As members of SVP, we face a variety of challenges right now.  Within the USA, we have suffered reductions in public lands, particularly those with paleontological significance.  Around the world, vertebrate fossils continue to be auctioned such that they are no longer part of the public trust and are often lost to science. Despite the public exposure of sexual harassment, assault, and bullying within our field and other scientific fields, these behaviors continue. We also have an increasing number of members experiencing significant economic instability.  

I have held leadership positions through three different Business Offices and have had a lot of input from members about what they like and dislike both within our Society and our field.  I also have experience working with US federal regulatory bodies in my university positions. I understand how our professional society works, but I also see how we can improve to better serve our members and our science and to better protect the public trust.

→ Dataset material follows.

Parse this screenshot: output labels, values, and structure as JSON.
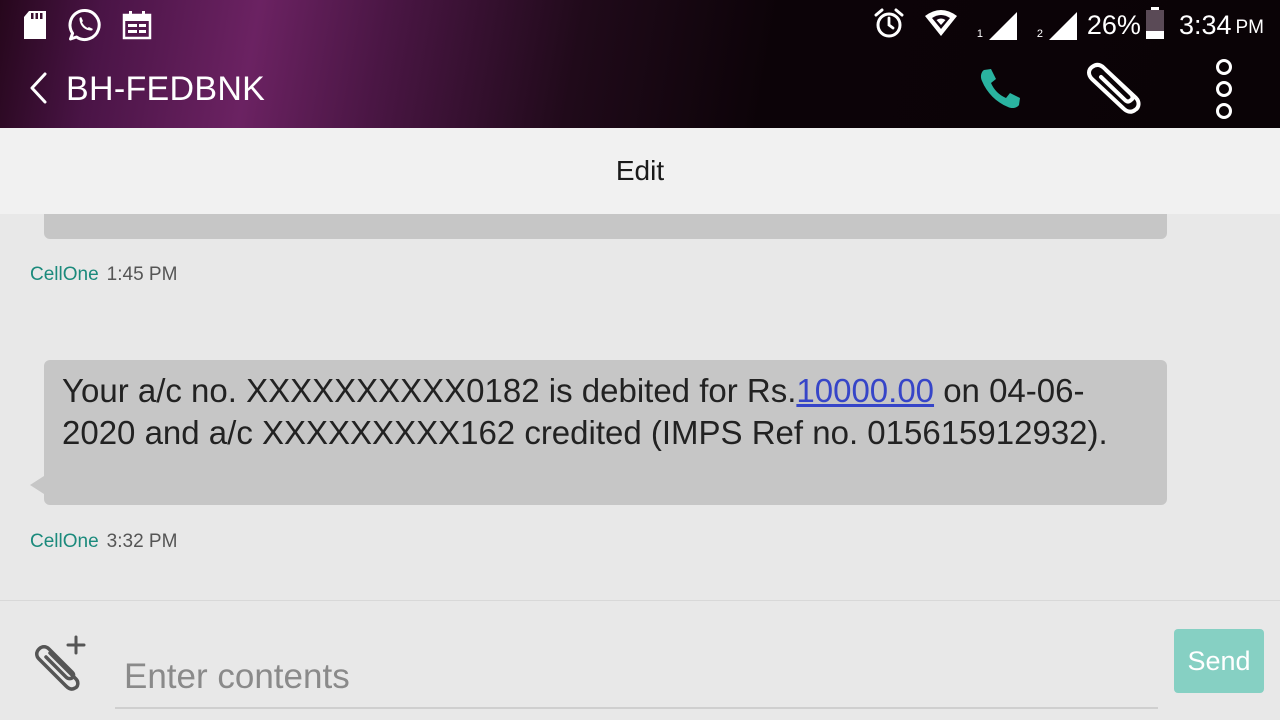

My vision for the Society of Vertebrate Paleontology is that we are not just a Society that provides a place for those interested in paleontology to learn about and share new discoveries, but also a place where like-minded individuals from an ever-increasing number of nations work together to protect public lands and vertebrate fossils worldwide and to educate the public about our science and the importance of keeping fossils and fossil localities in the public trust.  We should be a society where all forms of scientific misconduct are eschewed, where bullying, harassment and assault of any type are viewed as scientific misconduct, and where we continue to find creative solutions to support our most economically vulnerable members.  I am committed to having a society that does not exclude, harass, harm, or otherwise negatively impact the careers and personal lives of individuals due to their sex, gender identity, or sexual orientation, nor due to their race, ethnicity, ancestry, nationality, or age.  I look forward to working with SVP members to further the mission and goals of the Society and to help our Society meet current and future challenges.